I hated life in the Silicon Valley and moved up to the city in the summer of 83.  I had an apartment on Duboce  near Church.

I was working at a computer store on Montgomery near the Trans-America Pyramid.

I was servicing machines through out the Financial District.

I quickly became aware that I was surrounded by death.

When I went to Castro Street so many of the young men who had been so handsome and alive a few years prior now looked like photographs of the survivors of the Nazi Death camps.  They were skin and bones, with sunken cheeks and bulging eyes.

The same was true on Polk Street…

The husband of the woman who ran the computer store was a hemophiliac and had AIDS.

The city became like Oran from Camus’s book The Plague.

Going on among so much death became so hard and I started drinking more and more.

One day I saw a poster in the subway station. It said, “We all have AIDS Now!”

Although I shook my head and said, “No we don’t.”  In truth all our lives were touched.

So many deaths. Incredibly talented and wonderfully amusing people were dying.

Our friends and relatives.

And Ronald Reagan couldn’t bring himself to say the word AIDS.

Reading the Bay Area Reporter became painful.  People stopped asking the standard greeting of, “How are you?”  Afraid of the answer.

The man at the bookstore, the magazine stand.

Some of my friends were sick and dying.

I had given up sex and then I started preaching safer sex.

I became so depressed I lost the ability to function.

Finally at the end of 1986 I fled San Francisco.

I had seen too much death.

Perhaps it was seeing the men gathered around the body of one of their friends who collapsed and died on Castro Street a few doors down from the hardware store.

I went to Los Angeles where I discovered a number of my transgender friends, sisters I had photographed in the 1970s were dead or dying.

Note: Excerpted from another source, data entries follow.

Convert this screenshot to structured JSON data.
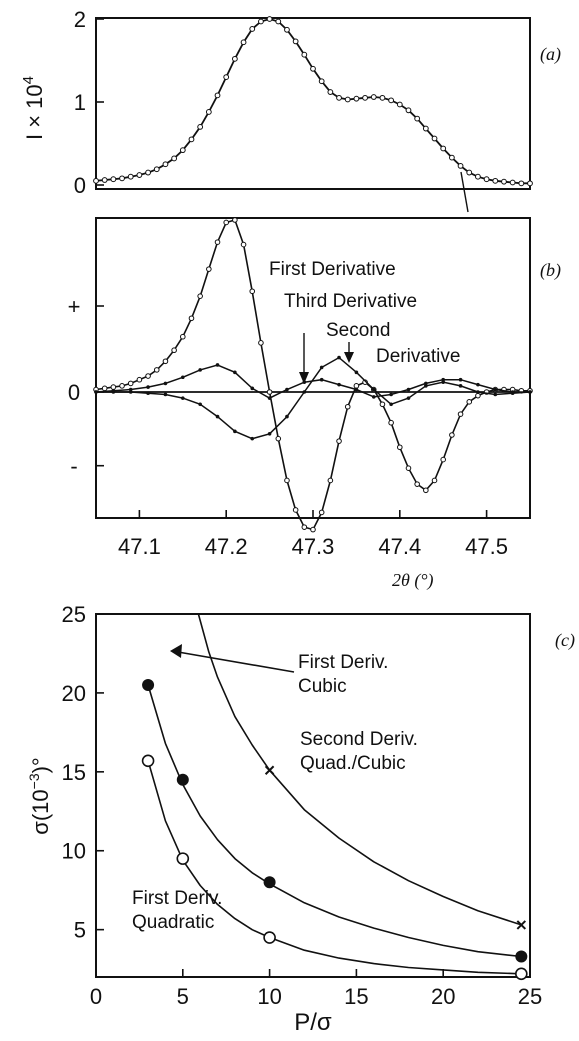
{
  "chart_data": [
    {
      "type": "line",
      "panel_label": "(a)",
      "ylabel": "I × 10",
      "ylabel_sup": "4",
      "xlim": [
        47.05,
        47.55
      ],
      "ylim": [
        0,
        2
      ],
      "yticks": [
        {
          "v": 0,
          "label": "0"
        },
        {
          "v": 1,
          "label": "1"
        },
        {
          "v": 2,
          "label": "2"
        }
      ],
      "series": [
        {
          "x": [
            47.05,
            47.06,
            47.07,
            47.08,
            47.09,
            47.1,
            47.11,
            47.12,
            47.13,
            47.14,
            47.15,
            47.16,
            47.17,
            47.18,
            47.19,
            47.2,
            47.21,
            47.22,
            47.23,
            47.24,
            47.25,
            47.26,
            47.27,
            47.28,
            47.29,
            47.3,
            47.31,
            47.32,
            47.33,
            47.34,
            47.35,
            47.36,
            47.37,
            47.38,
            47.39,
            47.4,
            47.41,
            47.42,
            47.43,
            47.44,
            47.45,
            47.46,
            47.47,
            47.48,
            47.49,
            47.5,
            47.51,
            47.52,
            47.53,
            47.54,
            47.55
          ],
          "y": [
            0.05,
            0.06,
            0.07,
            0.08,
            0.1,
            0.12,
            0.15,
            0.19,
            0.25,
            0.32,
            0.42,
            0.55,
            0.7,
            0.88,
            1.08,
            1.3,
            1.52,
            1.72,
            1.88,
            1.97,
            2.0,
            1.97,
            1.87,
            1.73,
            1.57,
            1.4,
            1.25,
            1.12,
            1.05,
            1.03,
            1.04,
            1.05,
            1.06,
            1.05,
            1.02,
            0.97,
            0.9,
            0.8,
            0.68,
            0.56,
            0.44,
            0.33,
            0.23,
            0.15,
            0.1,
            0.07,
            0.05,
            0.04,
            0.03,
            0.02,
            0.02
          ]
        }
      ]
    },
    {
      "type": "line",
      "panel_label": "(b)",
      "xlim": [
        47.05,
        47.55
      ],
      "ylim": [
        -1.1,
        1.4
      ],
      "xticks": [
        47.1,
        47.2,
        47.3,
        47.4,
        47.5
      ],
      "xtick_labels": [
        "47.1",
        "47.2",
        "47.3",
        "47.4",
        "47.5"
      ],
      "xlabel": "2θ (°)",
      "yticks": [
        {
          "v": 0.7,
          "label": "+"
        },
        {
          "v": 0,
          "label": "0"
        },
        {
          "v": -0.6,
          "label": "-"
        }
      ],
      "annotations": [
        "First Derivative",
        "Third Derivative",
        "Second",
        "Derivative"
      ],
      "series": [
        {
          "name": "First Derivative",
          "x": [
            47.05,
            47.06,
            47.07,
            47.08,
            47.09,
            47.1,
            47.11,
            47.12,
            47.13,
            47.14,
            47.15,
            47.16,
            47.17,
            47.18,
            47.19,
            47.2,
            47.21,
            47.22,
            47.23,
            47.24,
            47.25,
            47.26,
            47.27,
            47.28,
            47.29,
            47.3,
            47.31,
            47.32,
            47.33,
            47.34,
            47.35,
            47.36,
            47.37,
            47.38,
            47.39,
            47.4,
            47.41,
            47.42,
            47.43,
            47.44,
            47.45,
            47.46,
            47.47,
            47.48,
            47.49,
            47.5,
            47.51,
            47.52,
            47.53,
            47.54,
            47.55
          ],
          "y": [
            0.02,
            0.03,
            0.04,
            0.05,
            0.07,
            0.1,
            0.13,
            0.18,
            0.25,
            0.34,
            0.45,
            0.6,
            0.78,
            1.0,
            1.22,
            1.38,
            1.4,
            1.2,
            0.82,
            0.4,
            0.0,
            -0.38,
            -0.72,
            -0.96,
            -1.1,
            -1.12,
            -0.98,
            -0.72,
            -0.4,
            -0.12,
            0.05,
            0.08,
            0.02,
            -0.1,
            -0.25,
            -0.45,
            -0.62,
            -0.75,
            -0.8,
            -0.72,
            -0.55,
            -0.35,
            -0.18,
            -0.08,
            -0.03,
            0.0,
            0.02,
            0.02,
            0.02,
            0.01,
            0.01
          ]
        },
        {
          "name": "Second Derivative",
          "x": [
            47.05,
            47.07,
            47.09,
            47.11,
            47.13,
            47.15,
            47.17,
            47.19,
            47.21,
            47.23,
            47.25,
            47.27,
            47.29,
            47.31,
            47.33,
            47.35,
            47.37,
            47.39,
            47.41,
            47.43,
            47.45,
            47.47,
            47.49,
            47.51,
            47.53,
            47.55
          ],
          "y": [
            0.0,
            0.0,
            0.0,
            -0.01,
            -0.02,
            -0.05,
            -0.1,
            -0.2,
            -0.32,
            -0.38,
            -0.34,
            -0.2,
            0.0,
            0.2,
            0.28,
            0.16,
            0.02,
            -0.1,
            -0.05,
            0.05,
            0.08,
            0.05,
            0.0,
            -0.02,
            -0.01,
            0.0
          ]
        },
        {
          "name": "Third Derivative",
          "x": [
            47.05,
            47.07,
            47.09,
            47.11,
            47.13,
            47.15,
            47.17,
            47.19,
            47.21,
            47.23,
            47.25,
            47.27,
            47.29,
            47.31,
            47.33,
            47.35,
            47.37,
            47.39,
            47.41,
            47.43,
            47.45,
            47.47,
            47.49,
            47.51,
            47.53,
            47.55
          ],
          "y": [
            0.0,
            0.01,
            0.02,
            0.04,
            0.07,
            0.12,
            0.18,
            0.22,
            0.16,
            0.03,
            -0.05,
            0.02,
            0.08,
            0.1,
            0.06,
            0.02,
            -0.04,
            -0.02,
            0.02,
            0.07,
            0.1,
            0.1,
            0.06,
            0.02,
            0.0,
            0.0
          ]
        }
      ]
    },
    {
      "type": "line",
      "panel_label": "(c)",
      "xlabel": "P/σ",
      "ylabel": "σ(10",
      "ylabel_sup": "−3",
      "ylabel_tail": ")°",
      "xlim": [
        0,
        25
      ],
      "ylim": [
        2,
        25
      ],
      "xticks": [
        0,
        5,
        10,
        15,
        20,
        25
      ],
      "yticks": [
        5,
        10,
        15,
        20,
        25
      ],
      "series": [
        {
          "name": "First Deriv. Cubic",
          "marker": "filled-circle",
          "x": [
            3,
            5,
            10,
            24.5
          ],
          "y": [
            20.5,
            14.5,
            8.0,
            3.3
          ],
          "curve_x": [
            3,
            4,
            5,
            6,
            7,
            8,
            9,
            10,
            12,
            14,
            16,
            18,
            20,
            22,
            24.5
          ],
          "curve_y": [
            20.5,
            16.8,
            14.2,
            12.2,
            10.7,
            9.5,
            8.6,
            7.9,
            6.7,
            5.8,
            5.1,
            4.5,
            4.0,
            3.6,
            3.3
          ]
        },
        {
          "name": "First Deriv. Quadratic",
          "marker": "open-circle",
          "x": [
            3,
            5,
            10,
            24.5
          ],
          "y": [
            15.7,
            9.5,
            4.5,
            2.2
          ],
          "curve_x": [
            3,
            4,
            5,
            6,
            7,
            8,
            9,
            10,
            12,
            14,
            16,
            18,
            20,
            22,
            24.5
          ],
          "curve_y": [
            15.7,
            11.9,
            9.4,
            7.8,
            6.6,
            5.7,
            5.0,
            4.5,
            3.7,
            3.2,
            2.85,
            2.6,
            2.45,
            2.3,
            2.2
          ]
        },
        {
          "name": "Second Deriv. Quad./Cubic",
          "marker": "cross",
          "x": [
            10,
            24.5
          ],
          "y": [
            15.1,
            5.3
          ],
          "curve_x": [
            5.9,
            6.5,
            7,
            8,
            9,
            10,
            12,
            14,
            16,
            18,
            20,
            22,
            24.5
          ],
          "curve_y": [
            25,
            22.6,
            21.0,
            18.5,
            16.7,
            15.1,
            12.6,
            10.8,
            9.3,
            8.1,
            7.1,
            6.2,
            5.3
          ]
        }
      ],
      "labels": {
        "cubic_line1": "First Deriv.",
        "cubic_line2": "Cubic",
        "second_line1": "Second Deriv.",
        "second_line2": "Quad./Cubic",
        "quad_line1": "First Deriv.",
        "quad_line2": "Quadratic"
      }
    }
  ]
}
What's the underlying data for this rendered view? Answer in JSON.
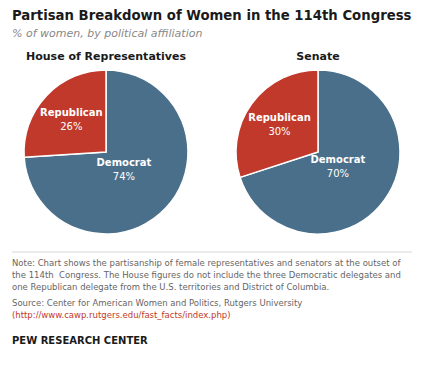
{
  "title": "Partisan Breakdown of Women in the 114th Congress",
  "subtitle": "% of women, by political affiliation",
  "annotations": [
    "Note: Chart shows the partisanship of female representatives and senators at the outset of",
    "the 114th  Congress. The House figures do not include the three Democratic delegates and",
    "one Republican delegate from the U.S. territories and District of Columbia.",
    "Source: Center for American Women and Politics, Rutgers University",
    "(http://www.cawp.rutgers.edu/fast_facts/index.php)",
    "PEW RESEARCH CENTER"
  ],
  "chart_data": [
    {
      "type": "pie",
      "title": "House of Representatives",
      "categories": [
        "Democrat",
        "Republican"
      ],
      "values": [
        74,
        26
      ],
      "value_labels": [
        "74%",
        "26%"
      ],
      "colors": [
        "#4a6f8a",
        "#c0392b"
      ],
      "data_labels": true
    },
    {
      "type": "pie",
      "title": "Senate",
      "categories": [
        "Democrat",
        "Republican"
      ],
      "values": [
        70,
        30
      ],
      "value_labels": [
        "70%",
        "30%"
      ],
      "colors": [
        "#4a6f8a",
        "#c0392b"
      ],
      "data_labels": true
    }
  ]
}
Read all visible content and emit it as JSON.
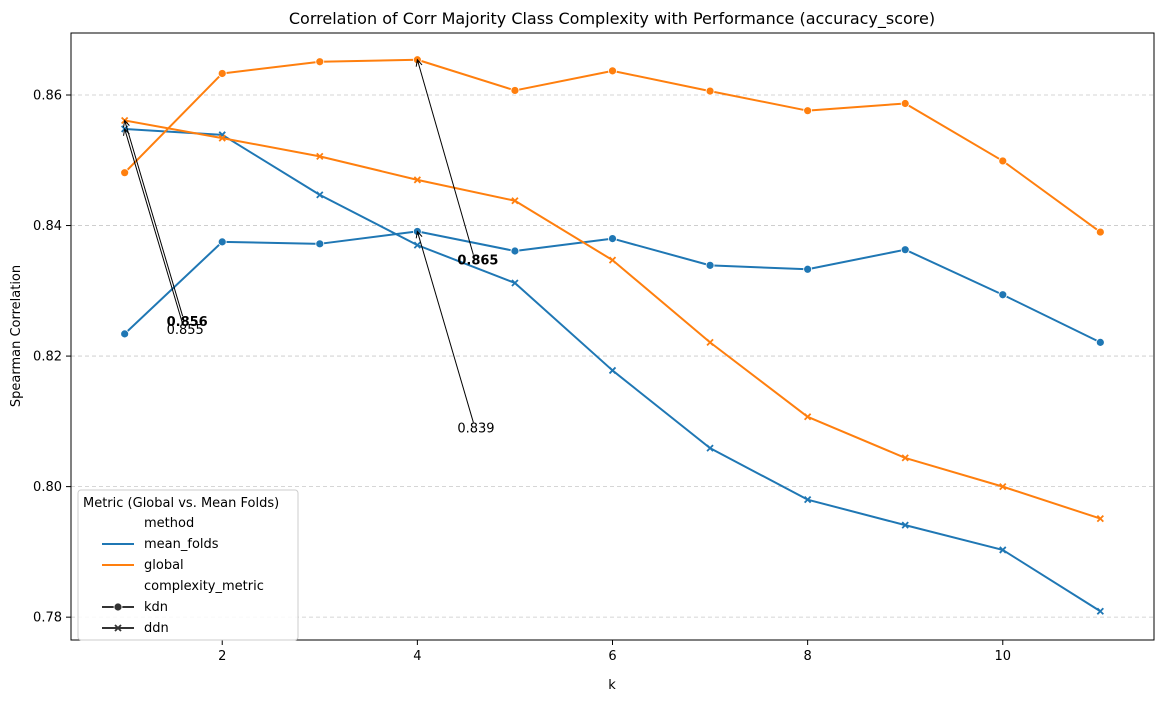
{
  "chart_data": {
    "type": "line",
    "title": "Correlation of Corr Majority Class Complexity with Performance (accuracy_score)",
    "xlabel": "k",
    "ylabel": "Spearman Correlation",
    "x": [
      1,
      2,
      3,
      4,
      5,
      6,
      7,
      8,
      9,
      10,
      11
    ],
    "xlim": [
      0.45,
      11.55
    ],
    "ylim": [
      0.7765,
      0.8695
    ],
    "x_ticks": [
      2,
      4,
      6,
      8,
      10
    ],
    "y_ticks": [
      0.78,
      0.8,
      0.82,
      0.84,
      0.86
    ],
    "y_tick_labels": [
      "0.78",
      "0.80",
      "0.82",
      "0.84",
      "0.86"
    ],
    "grid": "y, dashed",
    "series": [
      {
        "method": "mean_folds",
        "complexity_metric": "kdn",
        "marker": "circle",
        "color": "#1f77b4",
        "values": [
          0.8234,
          0.8375,
          0.8372,
          0.8391,
          0.8361,
          0.838,
          0.8339,
          0.8333,
          0.8363,
          0.8294,
          0.8221
        ]
      },
      {
        "method": "mean_folds",
        "complexity_metric": "ddn",
        "marker": "x",
        "color": "#1f77b4",
        "values": [
          0.8548,
          0.8539,
          0.8447,
          0.837,
          0.8312,
          0.8178,
          0.8059,
          0.798,
          0.7941,
          0.7903,
          0.7809
        ]
      },
      {
        "method": "global",
        "complexity_metric": "kdn",
        "marker": "circle",
        "color": "#ff7f0e",
        "values": [
          0.8481,
          0.8633,
          0.8651,
          0.8654,
          0.8607,
          0.8637,
          0.8606,
          0.8576,
          0.8587,
          0.8499,
          0.839
        ]
      },
      {
        "method": "global",
        "complexity_metric": "ddn",
        "marker": "x",
        "color": "#ff7f0e",
        "values": [
          0.8561,
          0.8534,
          0.8506,
          0.847,
          0.8438,
          0.8347,
          0.8221,
          0.8107,
          0.8044,
          0.8,
          0.7951
        ]
      }
    ],
    "annotations": [
      {
        "text": "0.856",
        "bold": true,
        "point": [
          1,
          0.8561
        ],
        "text_at": [
          1.43,
          0.8246
        ]
      },
      {
        "text": "0.855",
        "bold": false,
        "point": [
          1,
          0.8548
        ],
        "text_at": [
          1.43,
          0.8234
        ]
      },
      {
        "text": "0.865",
        "bold": true,
        "point": [
          4,
          0.8654
        ],
        "text_at": [
          4.41,
          0.834
        ]
      },
      {
        "text": "0.839",
        "bold": false,
        "point": [
          4,
          0.8391
        ],
        "text_at": [
          4.41,
          0.8083
        ]
      }
    ],
    "legend": {
      "title": "Metric (Global vs. Mean Folds)",
      "position": "lower-left",
      "entries": [
        {
          "label": "method",
          "kind": "header"
        },
        {
          "label": "mean_folds",
          "kind": "line",
          "color": "#1f77b4"
        },
        {
          "label": "global",
          "kind": "line",
          "color": "#ff7f0e"
        },
        {
          "label": "complexity_metric",
          "kind": "header"
        },
        {
          "label": "kdn",
          "kind": "marker",
          "marker": "circle",
          "color": "#333333"
        },
        {
          "label": "ddn",
          "kind": "marker",
          "marker": "x",
          "color": "#333333"
        }
      ]
    }
  }
}
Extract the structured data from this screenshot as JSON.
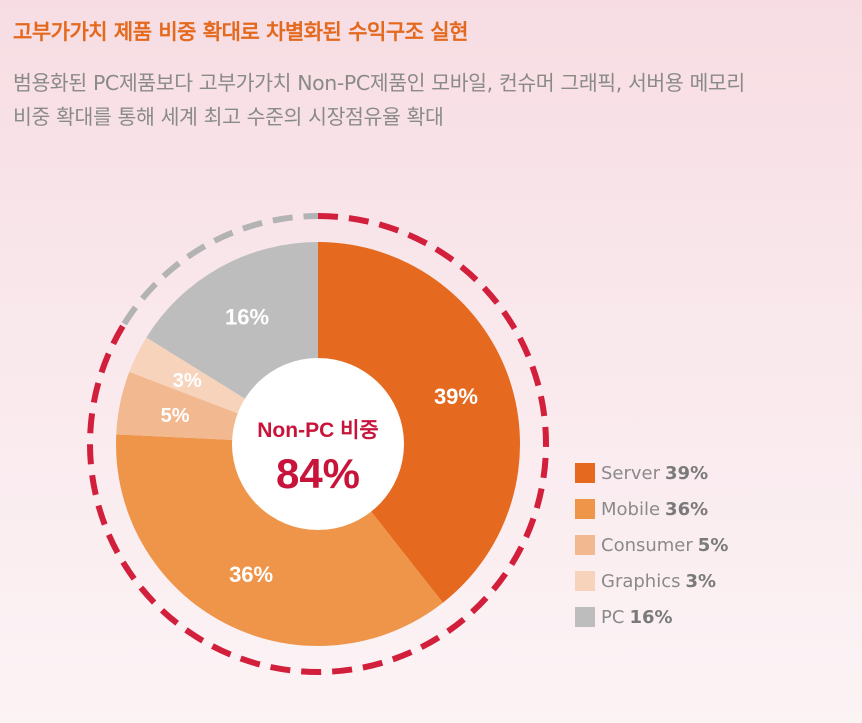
{
  "headline": "고부가가치 제품 비중 확대로 차별화된 수익구조 실현",
  "description_lines": [
    "범용화된 PC제품보다 고부가가치 Non-PC제품인 모바일, 컨슈머 그래픽, 서버용 메모리",
    "비중 확대를 통해 세계 최고 수준의 시장점유율 확대"
  ],
  "chart_data": {
    "type": "pie",
    "style": "donut",
    "center_label": "Non-PC 비중",
    "center_value": "84%",
    "slices": [
      {
        "name": "Server",
        "value": 39,
        "label": "39%",
        "color": "#e56a1f"
      },
      {
        "name": "Mobile",
        "value": 36,
        "label": "36%",
        "color": "#ee954a"
      },
      {
        "name": "Consumer",
        "value": 5,
        "label": "5%",
        "color": "#f2b88f"
      },
      {
        "name": "Graphics",
        "value": 3,
        "label": "3%",
        "color": "#f7d3bb"
      },
      {
        "name": "PC",
        "value": 16,
        "label": "16%",
        "color": "#bdbdbd"
      }
    ],
    "legend_position": "right",
    "outer_ring": {
      "non_pc_color": "#d21f3c",
      "pc_color": "#b3b3b3"
    }
  }
}
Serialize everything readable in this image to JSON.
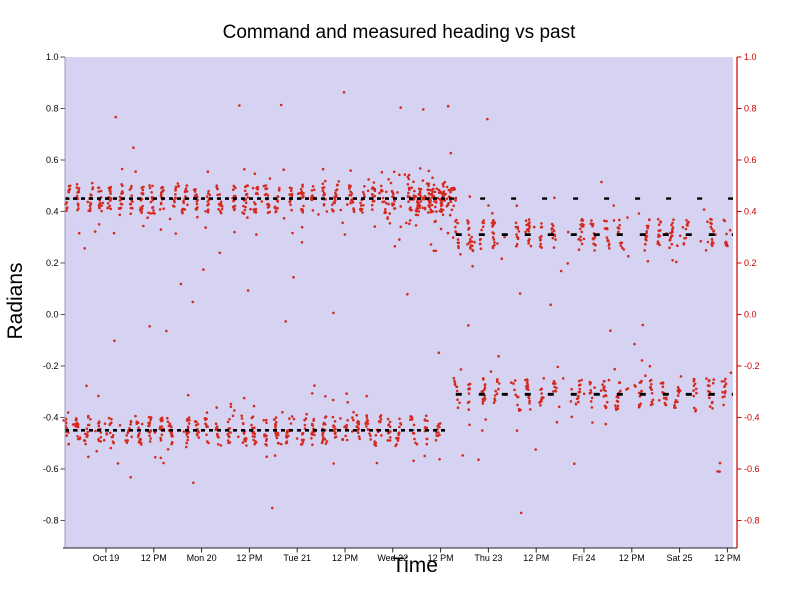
{
  "title": "Command and measured heading vs past",
  "axes": {
    "ylabel": "Radians",
    "xlabel": "Time"
  },
  "chart_data": {
    "type": "scatter",
    "title": "Command and measured heading vs past",
    "xlabel": "Time",
    "ylabel": "Radians",
    "ylim": [
      -0.907,
      1.0
    ],
    "grid": false,
    "legend": "none",
    "plot_bg_color": "#d6d2f1",
    "point_color": "#d42a1e",
    "command_color": "#000000",
    "right_axis_color": "#cc0000",
    "left_spine_color": "#9a98b8",
    "bottom_spine_color": "#222222",
    "y_tick_values": [
      1.0,
      0.8,
      0.6,
      0.4,
      0.2,
      0.0,
      -0.2,
      -0.4,
      -0.6,
      -0.8
    ],
    "y_tick_labels": [
      "1.0",
      "0.8",
      "0.6",
      "0.4",
      "0.2",
      "0.0",
      "-0.2",
      "-0.4",
      "-0.6",
      "-0.8"
    ],
    "x_tick_labels": [
      "Oct 19",
      "12 PM",
      "Mon 20",
      "12 PM",
      "Tue 21",
      "12 PM",
      "Wed 22",
      "12 PM",
      "Thu 23",
      "12 PM",
      "Fri 24",
      "12 PM",
      "Sat 25",
      "12 PM"
    ],
    "x_tick_positions": [
      0.0614,
      0.1329,
      0.2045,
      0.276,
      0.3476,
      0.4192,
      0.4907,
      0.5623,
      0.6338,
      0.7054,
      0.7769,
      0.8485,
      0.92,
      0.9916
    ],
    "series": [
      {
        "name": "command heading",
        "type": "dashed-line-segments",
        "color": "#000000",
        "segments": [
          {
            "y": 0.45,
            "x0": 0.0,
            "x1": 0.575,
            "dash": [
              4,
              4
            ],
            "width": 2.6
          },
          {
            "y": 0.45,
            "x0": 0.575,
            "x1": 1.0,
            "dash": [
              5,
              26
            ],
            "width": 2.4
          },
          {
            "y": -0.45,
            "x0": 0.0,
            "x1": 0.572,
            "dash": [
              4,
              4
            ],
            "width": 2.6
          },
          {
            "y": 0.31,
            "x0": 0.585,
            "x1": 1.0,
            "dash": [
              6,
              17
            ],
            "width": 2.8
          },
          {
            "y": -0.31,
            "x0": 0.585,
            "x1": 1.0,
            "dash": [
              6,
              17
            ],
            "width": 2.8
          }
        ]
      },
      {
        "name": "measured heading",
        "type": "points",
        "color": "#d42a1e",
        "bands": [
          {
            "x0": 0.0,
            "x1": 0.57,
            "y": 0.45,
            "cluster_spacing": 0.016,
            "group_size": 5,
            "group_gap": 0.006,
            "points_per_cluster": 14,
            "y_spread": 0.055
          },
          {
            "x0": 0.0,
            "x1": 0.568,
            "y": -0.45,
            "cluster_spacing": 0.016,
            "group_size": 5,
            "group_gap": 0.006,
            "points_per_cluster": 14,
            "y_spread": 0.055
          },
          {
            "x0": 0.585,
            "x1": 1.0,
            "y": 0.31,
            "cluster_spacing": 0.02,
            "group_size": 4,
            "group_gap": 0.013,
            "points_per_cluster": 12,
            "y_spread": 0.06
          },
          {
            "x0": 0.585,
            "x1": 1.0,
            "y": -0.31,
            "cluster_spacing": 0.02,
            "group_size": 4,
            "group_gap": 0.013,
            "points_per_cluster": 12,
            "y_spread": 0.06
          }
        ],
        "transition_blob": {
          "x0": 0.52,
          "x1": 0.585,
          "y": 0.45,
          "count": 90,
          "y_spread": 0.09
        },
        "transition_halo": {
          "x0": 0.48,
          "x1": 0.59,
          "y": 0.42,
          "count": 45,
          "y_spread": 0.25
        },
        "scatter_outliers": {
          "count": 250,
          "y_min": -0.86,
          "y_max": 0.88
        }
      }
    ]
  }
}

Surprisingly less so among sex workers than among the sisters who were performers and who had prided themselves on not getting paid for sex.

My preaching of condom use often fell upon deaf ears and yet I continued to preach it until my friends started using them and stopped having sex without them.

In the late 80s I learned that Kim had died of AIDS.  Then a cousin, only my relatives tried to say he died of a heart attack.

LA had more cases of AIDS but living there and dealing with it was more manageable because there were so many more people in LA and because drugs were starting to come available.

In 1994 I was very sick with something that wouldn’t go away. I was tested and came back HIV negative.  I had a drug resistant pneumonia that required some serious antibiotics to cure.

Occasionally someone I knew would become HIV Positive and a couple developed full blown AIDS and died but the worst was over.

People started talking about living with HIV and it became manageable.

As much as I hated that poster for the truth that it spoke…

I see the pictures shown on that documentary and remember the sunken face of the corpse like men who wandered the city of Oran by the Bay and I am haunted by the memories.

I guess I wasn’t as wild as I thought, I never shot drugs and I guess I was lucky to have lived through those times when so many around me were dying.

I am still angry with Reagan and the Republican indifference.

I am still angry with those who called this horrible disease a sign from some evil god.  Furious with those who abused the sick and dying.

So many of those sweet, talented loving gay men were so much better than any hate spewing religious fanatic or right wing scum bag politician.